As the proprietor of vast media empires and a titan of industry, I grappled with adversaries both political and personal, weathering storms that would have felled lesser men. The trials and tribulations of my career, punctuated by triumphs and tempered by setbacks, underscored a resilience and resolve that defined my very essence.
Yet, amidst the clamor of boardrooms and the glare of headlines, my passion for literature and history burned brightly, shaping my worldview and informing my every decision. A connoisseur of culture and a patron of the arts, I reveled in the pursuit of knowledge and the refinement of the mind.
My legacy, though subject to the vagaries of public opinion, stands as a testament to the boundless potential of the human spirit. For I, Conrad Black, have lived a life of consequence and conviction, leaving an indelible imprint upon the tapestry of modernity that shall endure for generations to come.
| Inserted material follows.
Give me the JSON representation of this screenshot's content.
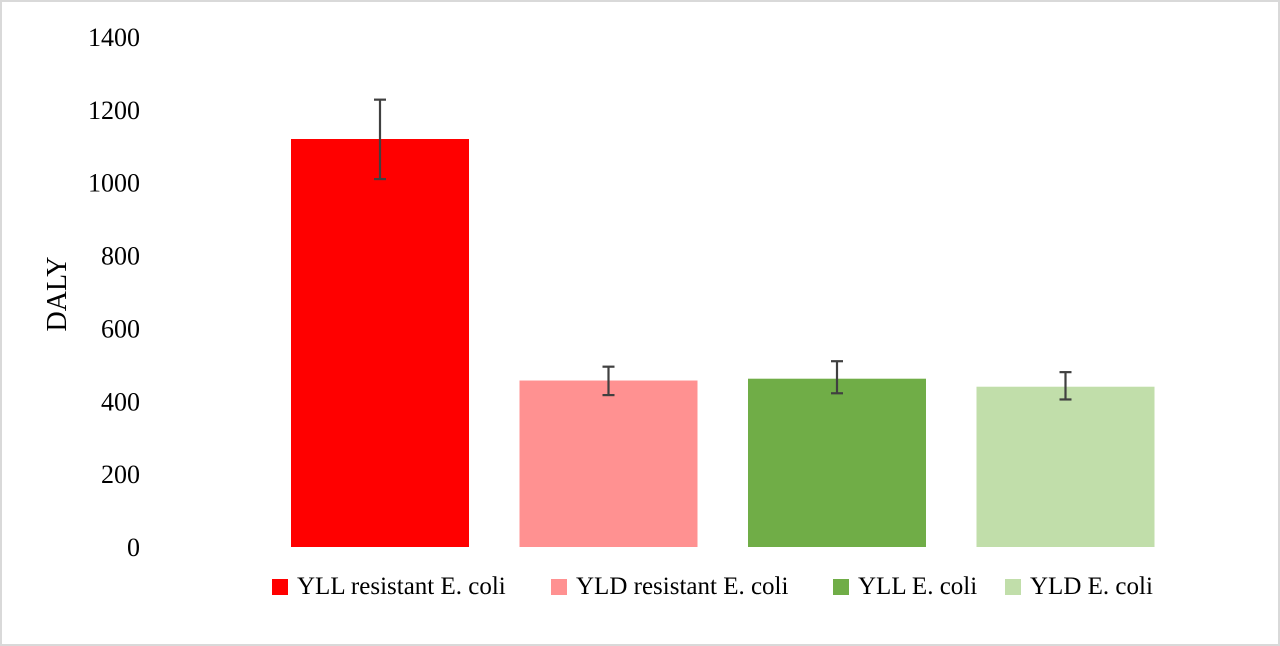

Congratulations on a thesaurian epistile of brobdingnagian proportion. Clearly, the endomorphic nawab obviated the abashment of facing his peers following his immurement as a guest of the US Department of Corrections.
The fact that the immensely rich and powerful corporate class can obtain pardons from crime and citizenships at will is only a testimony that we live in a corporatocracy, not a democracy.
Oh yes, Lord Pudding of Mudchute. Brobdingnagian words and Lilliputian wisdom.
Thank you for the post and all the comments. Made my day.